Тем временем отец пошел в ванную, а когда вышел, пытаясь прикрыть рукой расползающееся пятно мочи на брюках, завел рассказ о том, как в 1944 году ему удалили аппендикс, и он, хотя у него развился страшный перитонит, выжил. Вспомнил, как в 1968 году, когда у меня лопнул аппендикс, я чуть не умер от перитонита. После чего снова вернулся в 1942 год, вспомнил, как мне в девять лет оперировали грыжу, как он, когда меня прихватило на воскресной семейной вылазке за город, повел меня к доктору. Тогда мы, второй раз за месяц, пошли к врачу.
— Я сказал доктору и не отступался: «Мальчонка не слюнтяй, что-то с ним неладно». Нам говорили, что все в порядке, но я гнул свое, и в конце концов им пришлось признать, что я прав. Я сказал доктору Айре, да будет земля ему пухом, помнишь нашего доктора Айру Флакса?
— Помню, как не помнить, я его обожал.
— Я сказал: «Айра, он — резвый мальчонка, вечно носится, гоняет мяч, и, если с ним что-то неладно, я хочу, чтобы ты его вылечил». У меня перед глазами так и стоит Айра — он спускается по лестнице больницы «Бет Израэль» в ту ночь, когда ты родился. Три часа утра. Главная лестница больницы. Айра в белом халате. Я ему говорю: «Айра, кто же, кто — Филлис или Филип?», а он отвечает: «Филип, Герман. Опять мальчик». Он так и стоит у меня перед глазами. И мой брат Чарли, он умер у меня на руках. Такой красивый, энергичный, четверо детей, и умер у меня на руках, мой старший брат, я души в нем не чаял. А мой Мильтон, мой брат Мильтон, ты помнишь Мильтона?
— Нет, — сказал я. — Мильтон умер за год до моего рождения.
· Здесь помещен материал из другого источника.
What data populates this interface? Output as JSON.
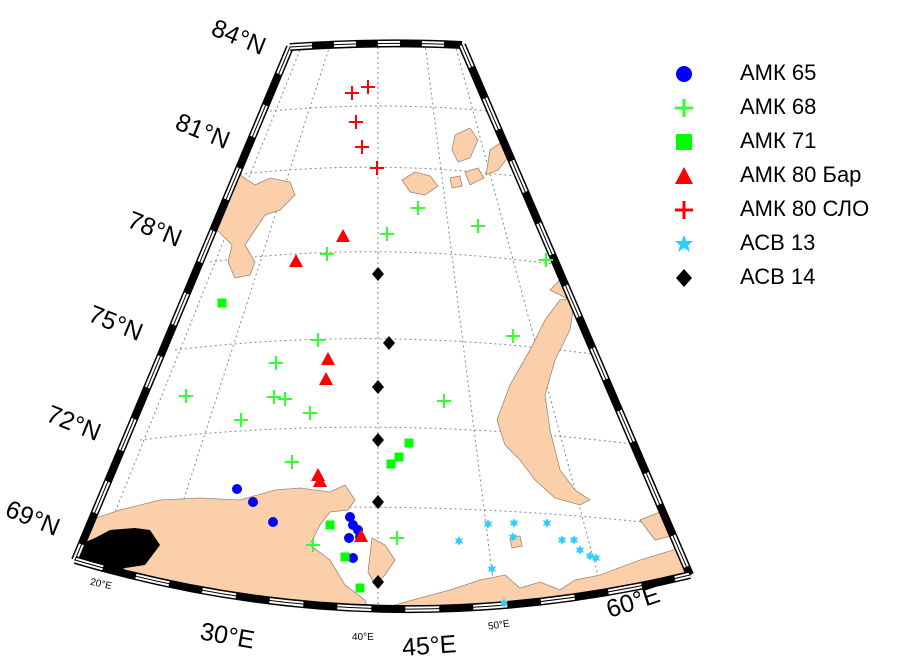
{
  "map": {
    "colors": {
      "land": "#fbcfaa",
      "land_stroke": "#9a8a7a",
      "frame": "#000000",
      "graticule": "#888888"
    },
    "latitude_labels": [
      {
        "name": "84",
        "text": "84°N"
      },
      {
        "name": "81",
        "text": "81°N"
      },
      {
        "name": "78",
        "text": "78°N"
      },
      {
        "name": "75",
        "text": "75°N"
      },
      {
        "name": "72",
        "text": "72°N"
      },
      {
        "name": "69",
        "text": "69°N"
      }
    ],
    "longitude_labels": [
      {
        "name": "20",
        "text": "20°E",
        "size": "small"
      },
      {
        "name": "30",
        "text": "30°E",
        "size": "big"
      },
      {
        "name": "40",
        "text": "40°E",
        "size": "small"
      },
      {
        "name": "45",
        "text": "45°E",
        "size": "big"
      },
      {
        "name": "50",
        "text": "50°E",
        "size": "small"
      },
      {
        "name": "60",
        "text": "60°E",
        "size": "big"
      }
    ]
  },
  "legend": [
    {
      "key": "amk65",
      "label": "АМК 65",
      "marker": "circle",
      "color": "#0000ff"
    },
    {
      "key": "amk68",
      "label": "АМК 68",
      "marker": "plus",
      "color": "#33ff33"
    },
    {
      "key": "amk71",
      "label": "АМК 71",
      "marker": "square",
      "color": "#00ff00"
    },
    {
      "key": "amk80bar",
      "label": "АМК 80 Бар",
      "marker": "triangle",
      "color": "#ff0000"
    },
    {
      "key": "amk80slo",
      "label": "АМК 80 СЛО",
      "marker": "plus",
      "color": "#ff0000"
    },
    {
      "key": "asv13",
      "label": "АСВ 13",
      "marker": "star",
      "color": "#33ccff"
    },
    {
      "key": "asv14",
      "label": "АСВ 14",
      "marker": "diamond",
      "color": "#000000"
    }
  ]
}
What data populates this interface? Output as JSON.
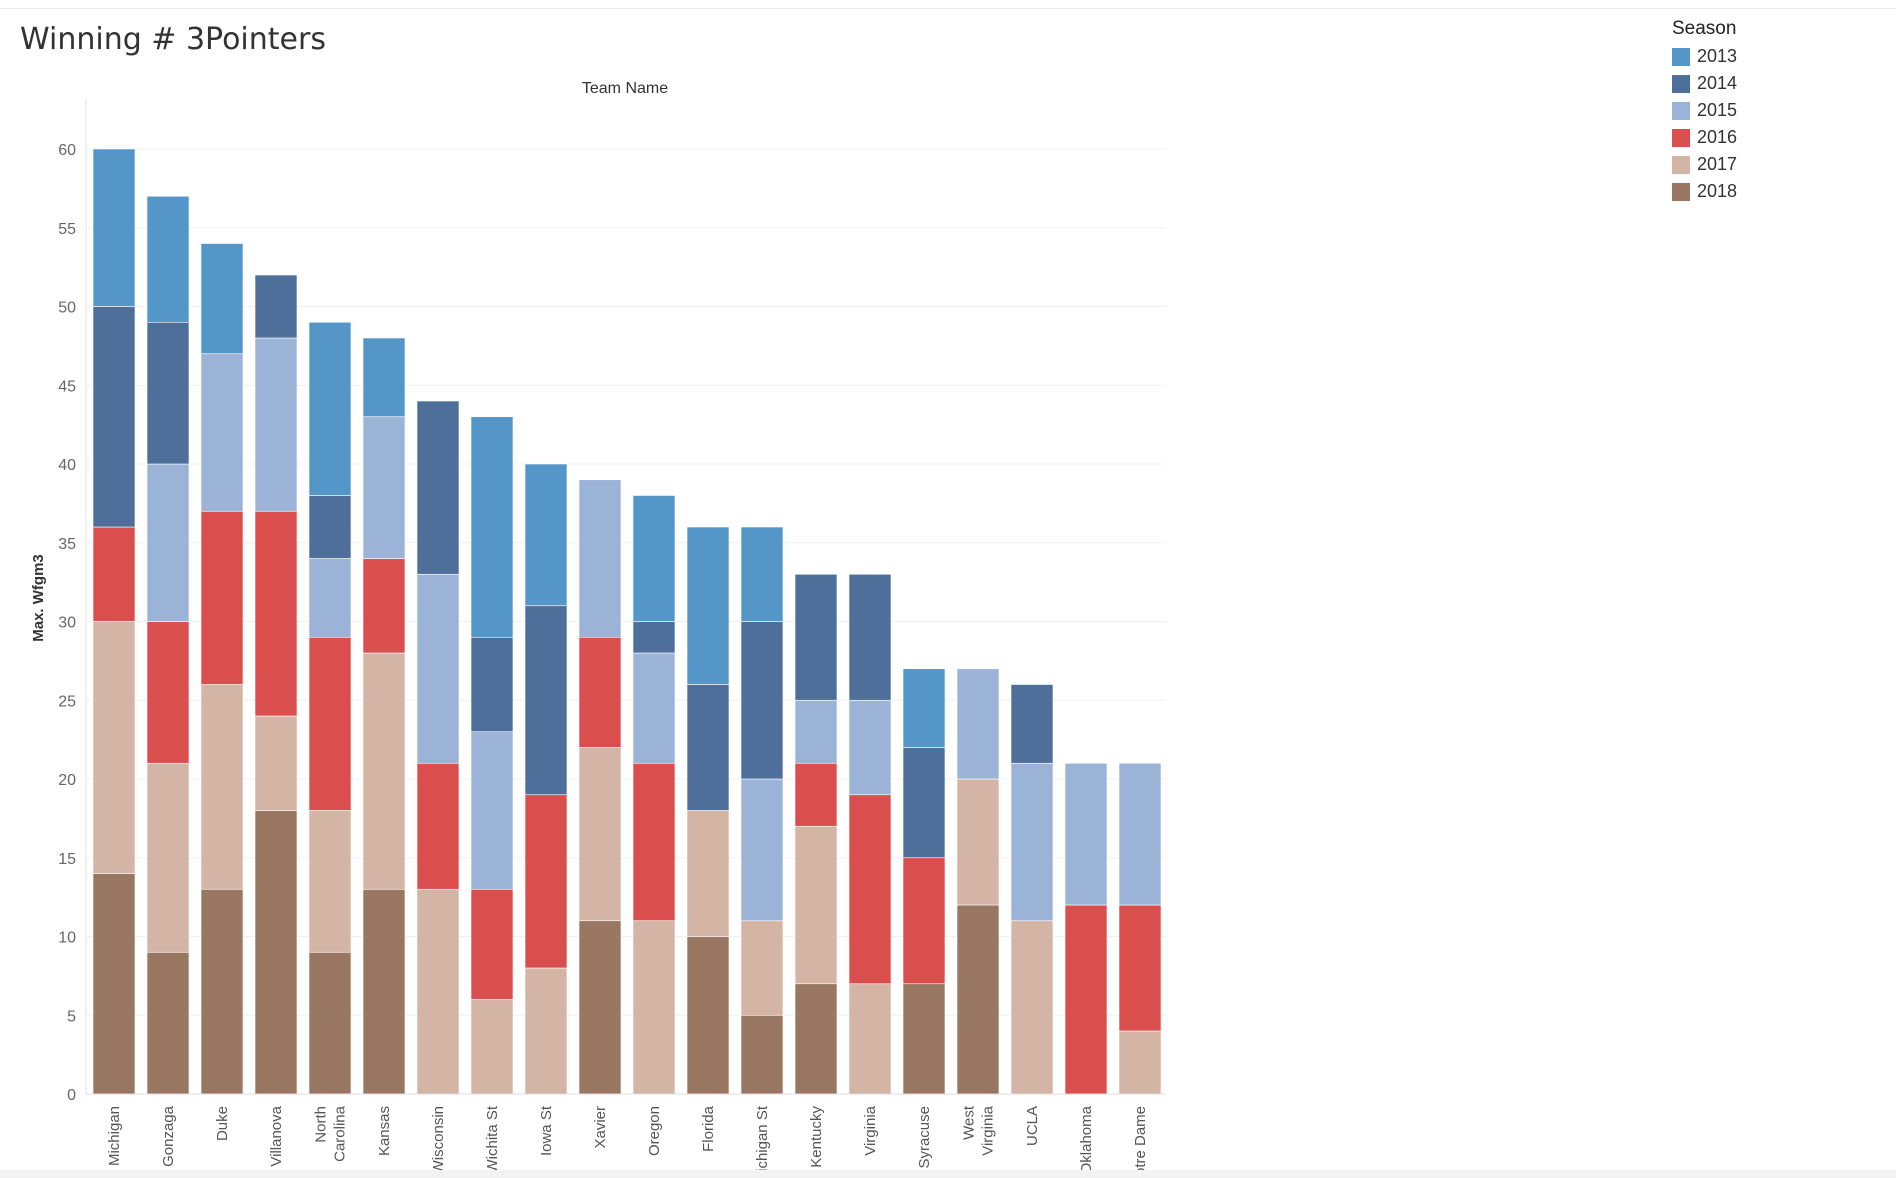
{
  "page": {
    "title": "Winning # 3Pointers"
  },
  "legend": {
    "title": "Season",
    "items": [
      {
        "label": "2013",
        "color": "#5396c7"
      },
      {
        "label": "2014",
        "color": "#4f6f9b"
      },
      {
        "label": "2015",
        "color": "#9bb3d6"
      },
      {
        "label": "2016",
        "color": "#da4f4e"
      },
      {
        "label": "2017",
        "color": "#d4b5a5"
      },
      {
        "label": "2018",
        "color": "#9a7762"
      }
    ]
  },
  "chart_data": {
    "type": "bar",
    "stacked": true,
    "top_label": "Team Name",
    "ylabel": "Max. Wfgm3",
    "ylim": [
      0,
      60
    ],
    "yticks": [
      0,
      5,
      10,
      15,
      20,
      25,
      30,
      35,
      40,
      45,
      50,
      55,
      60
    ],
    "grid": true,
    "legend_position": "top-right",
    "categories": [
      "Michigan",
      "Gonzaga",
      "Duke",
      "Villanova",
      "North Carolina",
      "Kansas",
      "Wisconsin",
      "Wichita St",
      "Iowa St",
      "Xavier",
      "Oregon",
      "Florida",
      "Michigan St",
      "Kentucky",
      "Virginia",
      "Syracuse",
      "West Virginia",
      "UCLA",
      "Oklahoma",
      "Notre Dame"
    ],
    "category_lines": [
      [
        "Michigan"
      ],
      [
        "Gonzaga"
      ],
      [
        "Duke"
      ],
      [
        "Villanova"
      ],
      [
        "North",
        "Carolina"
      ],
      [
        "Kansas"
      ],
      [
        "Wisconsin"
      ],
      [
        "Wichita St"
      ],
      [
        "Iowa St"
      ],
      [
        "Xavier"
      ],
      [
        "Oregon"
      ],
      [
        "Florida"
      ],
      [
        "Michigan St"
      ],
      [
        "Kentucky"
      ],
      [
        "Virginia"
      ],
      [
        "Syracuse"
      ],
      [
        "West",
        "Virginia"
      ],
      [
        "UCLA"
      ],
      [
        "Oklahoma"
      ],
      [
        "Notre Dame"
      ]
    ],
    "series": [
      {
        "name": "2018",
        "values": [
          14,
          9,
          13,
          18,
          9,
          13,
          0,
          0,
          0,
          11,
          0,
          10,
          5,
          7,
          0,
          7,
          12,
          0,
          0,
          0
        ]
      },
      {
        "name": "2017",
        "values": [
          16,
          12,
          13,
          6,
          9,
          15,
          13,
          6,
          8,
          11,
          11,
          8,
          6,
          10,
          7,
          0,
          8,
          11,
          0,
          4
        ]
      },
      {
        "name": "2016",
        "values": [
          6,
          9,
          11,
          13,
          11,
          6,
          8,
          7,
          11,
          7,
          10,
          0,
          0,
          4,
          12,
          8,
          0,
          0,
          12,
          8
        ]
      },
      {
        "name": "2015",
        "values": [
          0,
          10,
          10,
          11,
          5,
          9,
          12,
          10,
          0,
          10,
          7,
          0,
          9,
          4,
          6,
          0,
          7,
          10,
          9,
          9
        ]
      },
      {
        "name": "2014",
        "values": [
          14,
          9,
          0,
          4,
          4,
          0,
          11,
          6,
          12,
          0,
          2,
          8,
          10,
          8,
          8,
          7,
          0,
          5,
          0,
          0
        ]
      },
      {
        "name": "2013",
        "values": [
          10,
          8,
          7,
          0,
          11,
          5,
          0,
          14,
          9,
          0,
          8,
          10,
          6,
          0,
          0,
          5,
          0,
          0,
          0,
          0
        ]
      }
    ]
  }
}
Вы же дали мне второе имя в его честь.
— Мильтон, — продолжал он, — девятнадцать лет, студент, блестяще учился, гордость семьи, в том году должен был кончить Ньюаркский инженерный колледж…
И так далее и тому подобное, он вспоминал недуги, операции, гриппы, переливания крови, выздоровления, комы, бдения у одра болезни, смерти, похороны: его мозг привычно взялся за дело — старался вызволить отца из мучительного одиночества, в котором пребывает человек, опасающийся вот-вот потерять память, спешил включить опухоль в более масштабную историю, поместить беду в контекст, где он не один на один со своей уникальной и страшной болезнью, а член клана, чьи горести он знал, помнил и хочешь не хочешь, а делил.
Таким путем ему удалось справиться со страхом, пообедать, а ночью, как он сообщил мне наутро по телефону, проспать шесть часов подряд, прежде чем проснуться в пять утра в холодной испарине.